Mais la mort est-elle vraiment représentable ? Est-elle même pensable ? Que je ne sache, personne n’est revenu nous dire de cet état nous dire en quoi il ressemble, cet état de mort. Comment cela se pourrait-il, d’ailleurs, puisque mort signifie fin de l’état de conscience ? Au moment où je vivrai ma mort, je n’aurai plus rien à craindre car l’instant d’après, je n’aurai plus conscience de ce qui vient de se passer. D’autre part, je n’aurai plus le loisir de revenir vous écrire une note à son sujet ! Pourquoi donc tant craindre ce mot ? Le jour de sa venue, je serai peut-être définitivement fixé sur ce qu’il veut dire (si une partie de moi, mon âme existe encore), et peut-être absolument pas (si je dénie cette possibilité de l’âme) : mais si … pouf, il n’y a plus rien, alors je serai vraiment incapable d’en témoigner.
Voilà que d’une certaine manière, j’ai prouvé que la mort n’est qu’un problème de vivant ! Une angoisse qui s’est construite à partir de deux questions que seuls les humains sont capables de poser : « La mort est-elle simplement une interruption de la vie ou bien une ignorance de la suite ? Un arrêt, ou un passage ? » Angoisse que certains préfèrent trancher en se donnant eux-mêmes la mort, par suite de cruautés insurmontables dans leur propre vie, hélas ! Ô mort qui tantôt te faufile parmi nous comme un voleur, et tantôt éclate en maître suprême là où règne la terreur ! Mort, ta venue semble si belle dans le feuillage d’automne et pourtant cette venue devient si laide dans la décrépitude de l’agonisant ! Je comprends parfaitement d’où viennent ces longs débats sur l’euthanasie …
Et pourtant, ne faut-il pas que tu existes, ô mort, pour donner un sens à la vie ? C’est en tout cas ce que beaucoup de religions utilisent comme moteur d’une existence plus valorisante, prônant que chaque instant qui nous est donné est l’enjeu de choses encore bien plus importantes : soit d’une réincarnation vers quelque chose de supérieur (indouisme), soit une renaissance vers quelque chose plus libérée de la souffrance (bouddhisme), soit une résurrection éventuelle dans un état « éternel et glorieux » (christianisme).
La réincarnation a un côté attractif, permettant d’envisager des connaissances successives d’états bien différents, la richesse après la misère par exemple, ou inversement ; la féminité après la masculinité ; l’état animal après l’état humain, etc.

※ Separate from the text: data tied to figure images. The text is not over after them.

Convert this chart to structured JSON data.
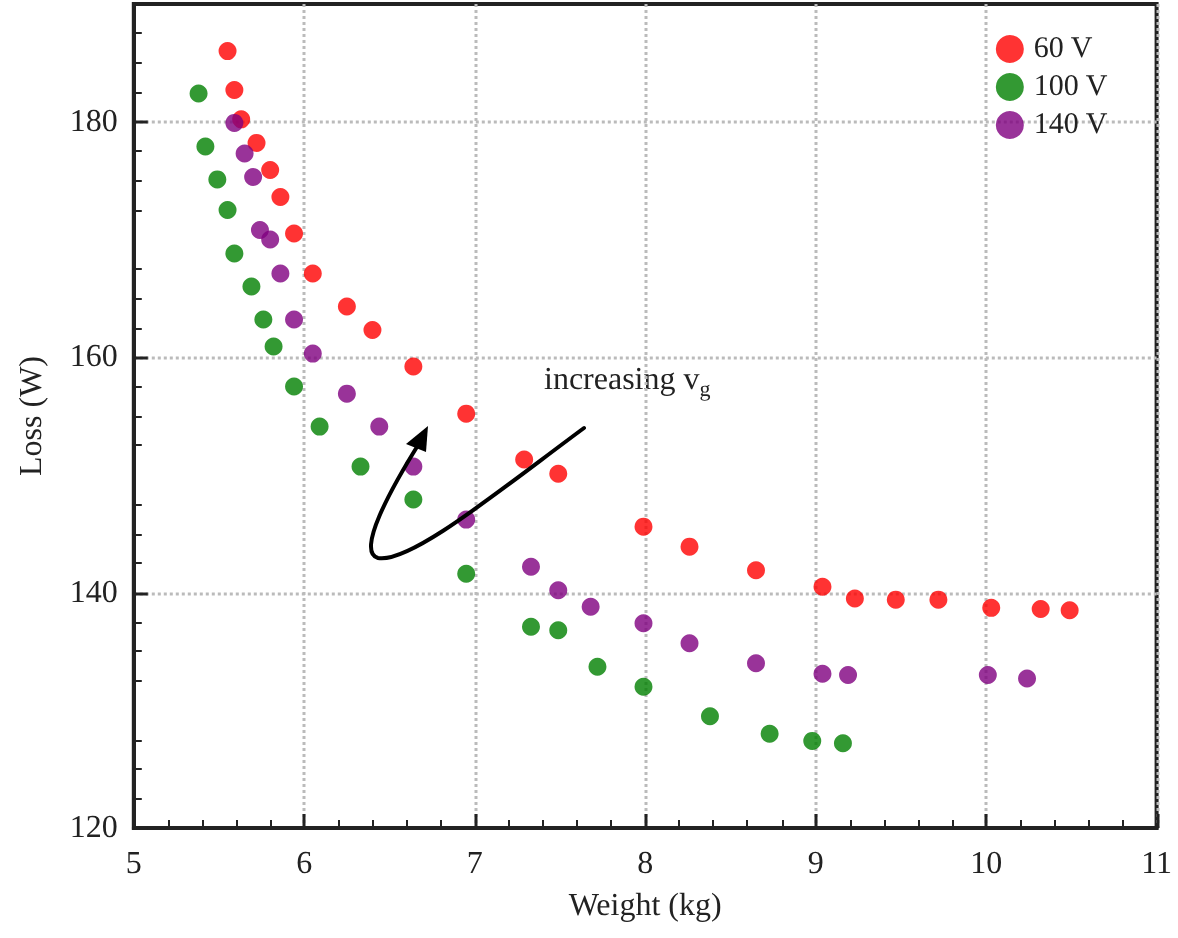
{
  "chart_data": {
    "type": "scatter",
    "xlabel": "Weight (kg)",
    "ylabel": "Loss (W)",
    "xlim": [
      5,
      11
    ],
    "xticks": [
      5,
      6,
      7,
      8,
      9,
      10,
      11
    ],
    "ylim": [
      120,
      190
    ],
    "yticks": [
      120,
      140,
      160,
      180
    ],
    "grid": true,
    "legend": "top right",
    "marker": "circle",
    "annotations": [
      "increasing v$_{g}$"
    ],
    "series": [
      {
        "name": "60 V",
        "color": "#ff0000",
        "x": [
          5.55,
          5.59,
          5.63,
          5.72,
          5.8,
          5.86,
          5.94,
          6.05,
          6.25,
          6.4,
          6.64,
          6.95,
          7.29,
          7.49,
          7.99,
          8.26,
          8.65,
          9.04,
          9.23,
          9.47,
          9.72,
          10.03,
          10.32,
          10.49
        ],
        "values": [
          186.0,
          182.7,
          180.2,
          178.2,
          175.9,
          173.6,
          170.5,
          167.1,
          164.3,
          162.3,
          159.2,
          155.2,
          151.3,
          150.1,
          145.6,
          143.9,
          141.9,
          140.5,
          139.5,
          139.4,
          139.4,
          138.7,
          138.6,
          138.5
        ]
      },
      {
        "name": "100 V",
        "color": "#008000",
        "x": [
          5.38,
          5.42,
          5.49,
          5.55,
          5.59,
          5.69,
          5.76,
          5.82,
          5.94,
          6.09,
          6.33,
          6.64,
          6.95,
          7.33,
          7.49,
          7.72,
          7.99,
          8.38,
          8.73,
          8.98,
          9.16
        ],
        "values": [
          182.4,
          177.9,
          175.1,
          172.5,
          168.8,
          166.0,
          163.2,
          160.9,
          157.5,
          154.1,
          150.7,
          147.9,
          141.6,
          137.1,
          136.8,
          133.7,
          132.0,
          129.5,
          128.0,
          127.4,
          127.2
        ]
      },
      {
        "name": "140 V",
        "color": "#800080",
        "x": [
          5.59,
          5.65,
          5.7,
          5.74,
          5.8,
          5.86,
          5.94,
          6.05,
          6.25,
          6.44,
          6.64,
          6.95,
          7.33,
          7.49,
          7.68,
          7.99,
          8.26,
          8.65,
          9.04,
          9.19,
          10.01,
          10.24
        ],
        "values": [
          179.9,
          177.3,
          175.3,
          170.8,
          170.0,
          167.1,
          163.2,
          160.3,
          156.9,
          154.1,
          150.7,
          146.2,
          142.2,
          140.2,
          138.8,
          137.4,
          135.7,
          134.0,
          133.1,
          133.0,
          133.0,
          132.7
        ]
      }
    ]
  }
}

Ceci présente l’avantage, par des épreuves graduées, à limiter incompréhension et injustice, et aussi invite à un plus grand respect de la nature. La renaissance bouddhique impose elle une discipline de vie pour mieux maîtriser l’ici et le maintenant. Elle encourage compassion et humilité, méditation et stoïcisme devant l’épreuve. Le christianisme voit en la certitude d’une existence après la mort, accordée une fois pour toute par un Dieu plein de miséricorde, une raison d’imiter dès maintenant l’exemple du Sauveur envoyé par ce Dieu. C’est une invitation à diminuer notre ego en apprenant à donner plus qu’à recevoir, à accepter souffrance plutôt que d’en donner.

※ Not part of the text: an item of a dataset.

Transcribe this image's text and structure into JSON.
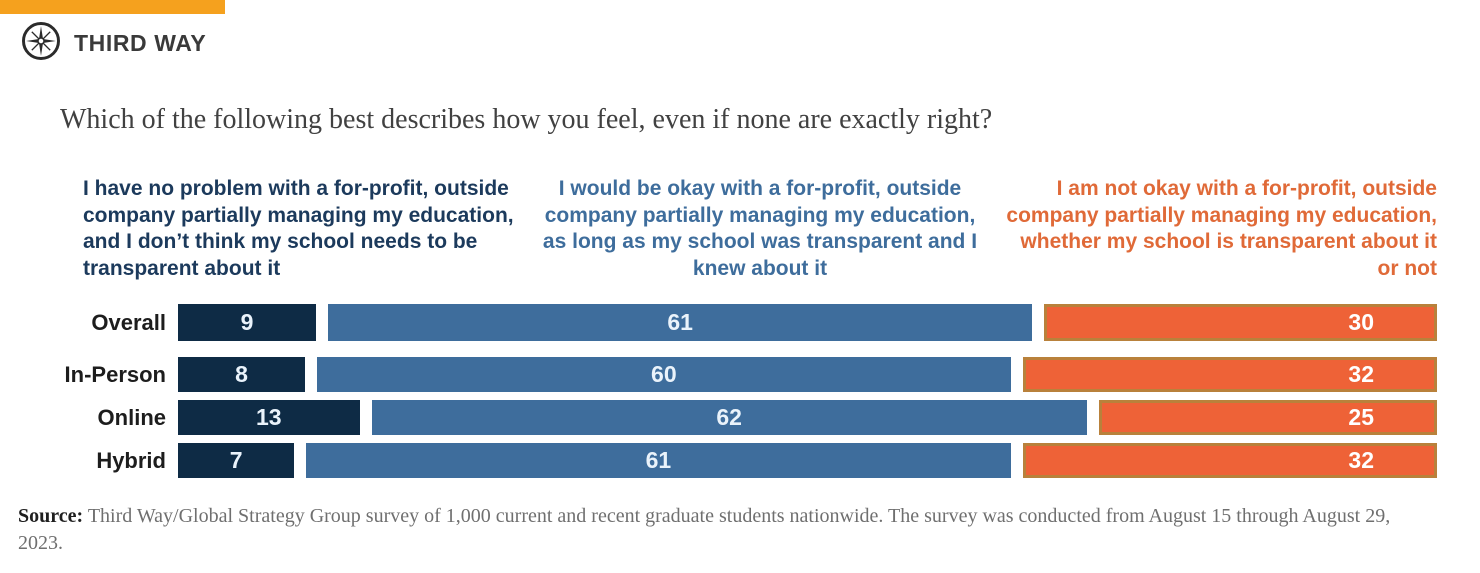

Certains dénient ces approches religieuses, et voient simplement dans la mort son caractère naturel : un mécanisme servant la diversité de la vie. Ils refusent de porter de jugement trop hâtif sur les aléas du brassage de la reproduction sexuée et sur une adaptation évolutive épargnant la persistance d’un pire, ennemi du meilleur. L’espérance d’un Au-delà n’est rien pour eux, mais la conduite qui en résulte peut être à double tranchant : certains (les jouisseurs, dirai-je) vont essayer de profiter de leur vie au maximum en adoptant l’attitude du loup de la fable de Jean de La Fontaine : « La raison du plus fort est toujours la meilleure » (Fable I,10 – Le loup et l’agneau) ; d’autres (les philanthropes) vont au contraire trouver en cette unique vie sans alternative ou futur possible les raisons de se dépasser pour mieux construire un monde meilleur pour ceux qui leur succèderont. Devrais-je ici indiquer mon estimation des proportions relatives entre jouisseurs et philanthropes, entre loups et agneaux ? Je ne crois pas qu’il soit bon de trop s’y risquer…

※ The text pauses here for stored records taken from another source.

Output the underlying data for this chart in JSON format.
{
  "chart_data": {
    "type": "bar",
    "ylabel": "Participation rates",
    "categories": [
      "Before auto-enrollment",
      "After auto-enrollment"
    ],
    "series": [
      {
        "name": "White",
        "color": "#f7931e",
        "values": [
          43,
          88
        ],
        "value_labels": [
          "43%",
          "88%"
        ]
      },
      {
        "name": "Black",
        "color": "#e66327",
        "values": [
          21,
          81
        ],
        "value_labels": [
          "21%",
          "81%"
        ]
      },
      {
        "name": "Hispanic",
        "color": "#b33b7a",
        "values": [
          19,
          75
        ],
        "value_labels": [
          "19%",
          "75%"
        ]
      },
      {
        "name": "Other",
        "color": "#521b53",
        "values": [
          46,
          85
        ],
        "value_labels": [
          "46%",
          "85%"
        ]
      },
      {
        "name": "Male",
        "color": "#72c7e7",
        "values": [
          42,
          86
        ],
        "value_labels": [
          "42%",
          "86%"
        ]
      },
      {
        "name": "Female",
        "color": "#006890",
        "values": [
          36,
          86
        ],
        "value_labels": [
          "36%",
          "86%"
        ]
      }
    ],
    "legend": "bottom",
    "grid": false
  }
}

Pour moi, la mort me semble de plus en plus un mal nécessaire. D’abord elle est inévitable. Elle l’est pour tout forme de vie. Pire, elle semble aussi l’être pour l’univers tel que nous le connaissons actuellement. L’entropie est une mesure du degré de désordre d’un système et de la disponibilité de l’énergie qu’il contient pour effectuer du travail, par exemple maintenir vivant un organisme. Son inexorable augmentation implique donc que l’Univers entier devait un jour finir dans la décrépitude. C’est le fameux spectre de la mort thermique. Mais à cette vision pessimiste s’oppose une vision plus optimiste d’un « multi-univers » infini en renouvellement perpétuel, en inflation éternelle (théorie d’Andreï Dmitrievitch Linde) faite d’expansion ad infinitum (à l’infini), et j’adhère plus volontiers à cette façon d’envisager notre destin.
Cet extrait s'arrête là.